Ci sono fragranze che segnano un’epoca e poi ci sono fragranze che trascendono il tempo. Chanel N°5 appartiene senza dubbio alla seconda categoria. Creato nel 1921, non è semplicemente un profumo: è un manifesto di stile, un’idea di femminilità moderna che da oltre un secolo continua a sedurre generazioni di donne.
La storia di Chanel N°5 è legata all’intuizione rivoluzionaria di Gabrielle “Coco” Chanel, la prima stilista a concepire una fragranza come estensione naturale della propria visione estetica. Non voleva un profumo che ricordasse semplicemente un fiore. Desiderava qualcosa di completamente nuovo: “un profumo da donna che sappia di donna”.
Per realizzare questa idea si affidò al talento del profumiere Ernest Beaux, che nei laboratori di Grasse, cuore storico della profumeria francese, creò una composizione inedita. Il risultato fu un’architettura olfattiva straordinaria: un bouquet complesso di note preziose, tra cui rosa di maggio, gelsomino e ylang-ylang, arricchito da una presenza audace di aldeidi, molecole che amplificano la luminosità della fragranza e ne esaltano il carattere moderno.
Il N°5 diventò così il primo grande profumo “astratto” della storia, una composizione che non imita la natura ma la interpreta, come un abito haute couture costruito su misura.
Il mistero di un numero
Anche il nome rompeva ogni convenzione. In un’epoca in cui i profumi avevano titoli poetici o evocativi, Chanel scelse semplicemente un numero: 5.
Secondo la leggenda, si trattava del quinto campione presentato da Ernest Beaux.
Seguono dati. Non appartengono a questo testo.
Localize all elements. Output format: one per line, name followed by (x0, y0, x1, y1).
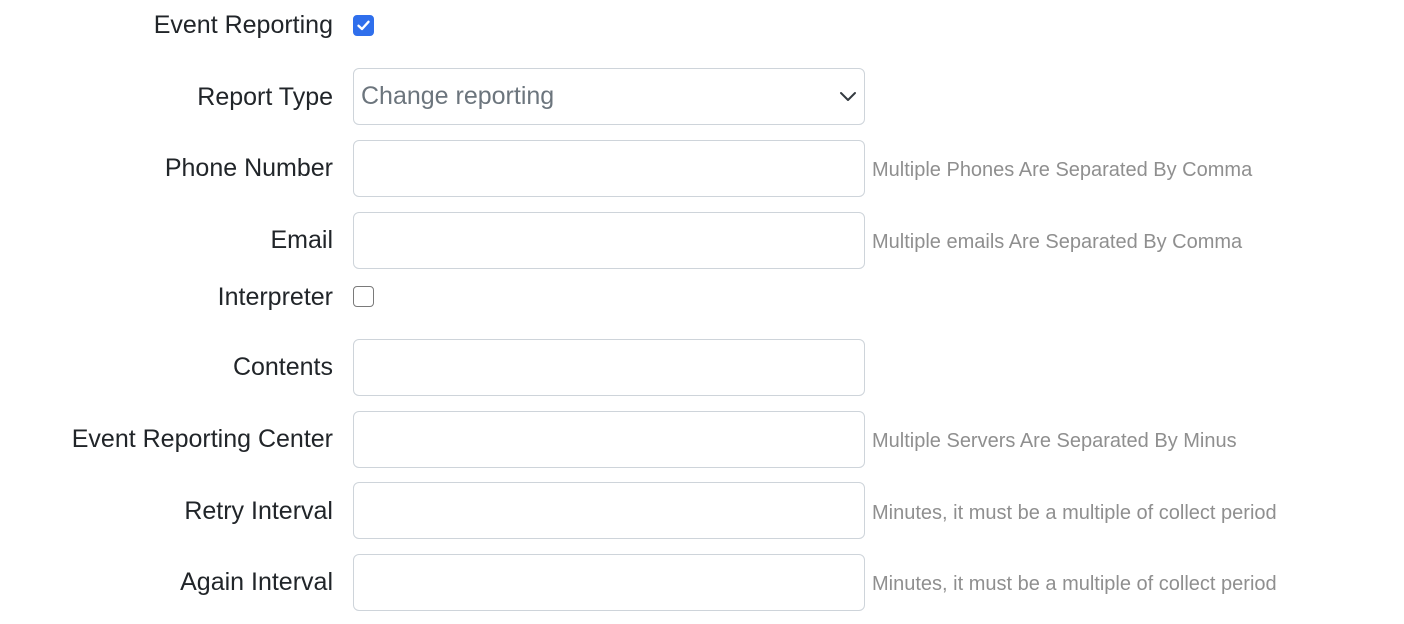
again-interval-field-wrapper (353, 554, 865, 611)
event-reporting-checkbox[interactable] (353, 15, 374, 36)
contents-input[interactable] (354, 340, 864, 395)
event-reporting-form: Event Reporting Report Type Change repor… (0, 0, 1404, 624)
report-type-selected-value: Change reporting (361, 82, 555, 110)
retry-interval-input[interactable] (354, 483, 864, 538)
report-type-label: Report Type (197, 83, 333, 111)
event-reporting-label: Event Reporting (153, 11, 333, 39)
retry-interval-field-wrapper (353, 482, 865, 539)
email-field-wrapper (353, 212, 865, 269)
email-input[interactable] (354, 213, 864, 268)
contents-field-wrapper (353, 339, 865, 396)
interpreter-label: Interpreter (217, 283, 333, 311)
phone-number-label: Phone Number (164, 154, 333, 182)
retry-interval-help-text: Minutes, it must be a multiple of collec… (872, 502, 1277, 524)
phone-number-input[interactable] (354, 141, 864, 196)
checkmark-icon (357, 20, 370, 31)
interpreter-checkbox[interactable] (353, 286, 374, 307)
event-reporting-center-input[interactable] (354, 412, 864, 467)
event-reporting-center-label: Event Reporting Center (71, 425, 333, 453)
email-label: Email (270, 226, 333, 254)
again-interval-help-text: Minutes, it must be a multiple of collec… (872, 573, 1277, 595)
event-reporting-center-field-wrapper (353, 411, 865, 468)
again-interval-label: Again Interval (180, 568, 333, 596)
email-help-text: Multiple emails Are Separated By Comma (872, 231, 1243, 253)
report-type-select[interactable]: Change reporting (353, 68, 865, 125)
retry-interval-label: Retry Interval (184, 497, 333, 525)
phone-number-field-wrapper (353, 140, 865, 197)
event-reporting-center-help-text: Multiple Servers Are Separated By Minus (872, 430, 1237, 452)
phone-number-help-text: Multiple Phones Are Separated By Comma (872, 159, 1253, 181)
chevron-down-icon (840, 92, 856, 101)
contents-label: Contents (232, 353, 333, 381)
again-interval-input[interactable] (354, 555, 864, 610)
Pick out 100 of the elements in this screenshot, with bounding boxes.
Ma il numero cinque aveva anche un significato personale per Mademoiselle Chanel: era il suo numero portafortuna e spesso sceglieva proprio il quinto giorno del mese per presentare le sue collezioni.
Un profumo che sa di modernità
Ciò che rende Chanel N°5 unico è la sua capacità di evocare sensazioni piuttosto che singole note. Chi lo indossa può percepire la morbidezza del gelsomino o la luminosità della rosa, ma la composizione rimane volutamente indecifrabile, quasi misteriosa.
Come racconta la Maison, N°5 è una fragranza che può profumare di eleganza, di possibilità, di incontro o di libertà, perché ognuno vi riconosce qualcosa di diverso. n un’epoca di flaconi elaborati e ornati, questa scelta appariva radicale quanto la fragranza stessa.
Margot Robbie, il nuovo volto di un’icona
Nel corso della sua storia, Chanel N°5 è stato incarnato da alcune delle più grandi icone del cinema e della cultura. Oggi a rappresentarlo è Margot Robbie, attrice e produttrice australiana che dal 2018 è ambassador della Maison.
Margot incarna perfettamente l’essenza contemporanea del profumo: talento, determinazione e una femminilità luminosa ma mai ostentata. La sua carriera, segnata da ruoli intensi e da un forte impegno nella produzione cinematografica, riflette la volontà di raccontare storie guidate da protagoniste femminili forti e indipendenti.
Il recente successo di “Cime Tempestose”, in cui interpreta un ruolo intenso e magnetico, conferma ancora una volta la sua straordinaria presenza sullo schermo e il suo talento nel dare vita a personaggi complessi. Non sorprende quindi che sia proprio lei a rappresentare oggi l’allure di Chanel N°5: una donna che unisce carisma, naturalezza e modernità, valori che da sempre definiscono questa fragranza leggendaria.
Come ha dichiarato la stessa attrice: “Penso che CHANEL N°5 sia uno dei profumi più emblematici al mondo. Innumerevoli talenti sono stati associati nel corso degli anni a questa fragranza. È incredibile farne parte oggi.”
A oltre cento anni dalla sua creazione, Chanel N°5 continua a essere molto più di un profumo. È un simbolo culturale, un oggetto di desiderio, una firma olfattiva riconoscibile in tutto il mondo. Un classico che, come tutti i veri classici, non smette mai di reinventarsi.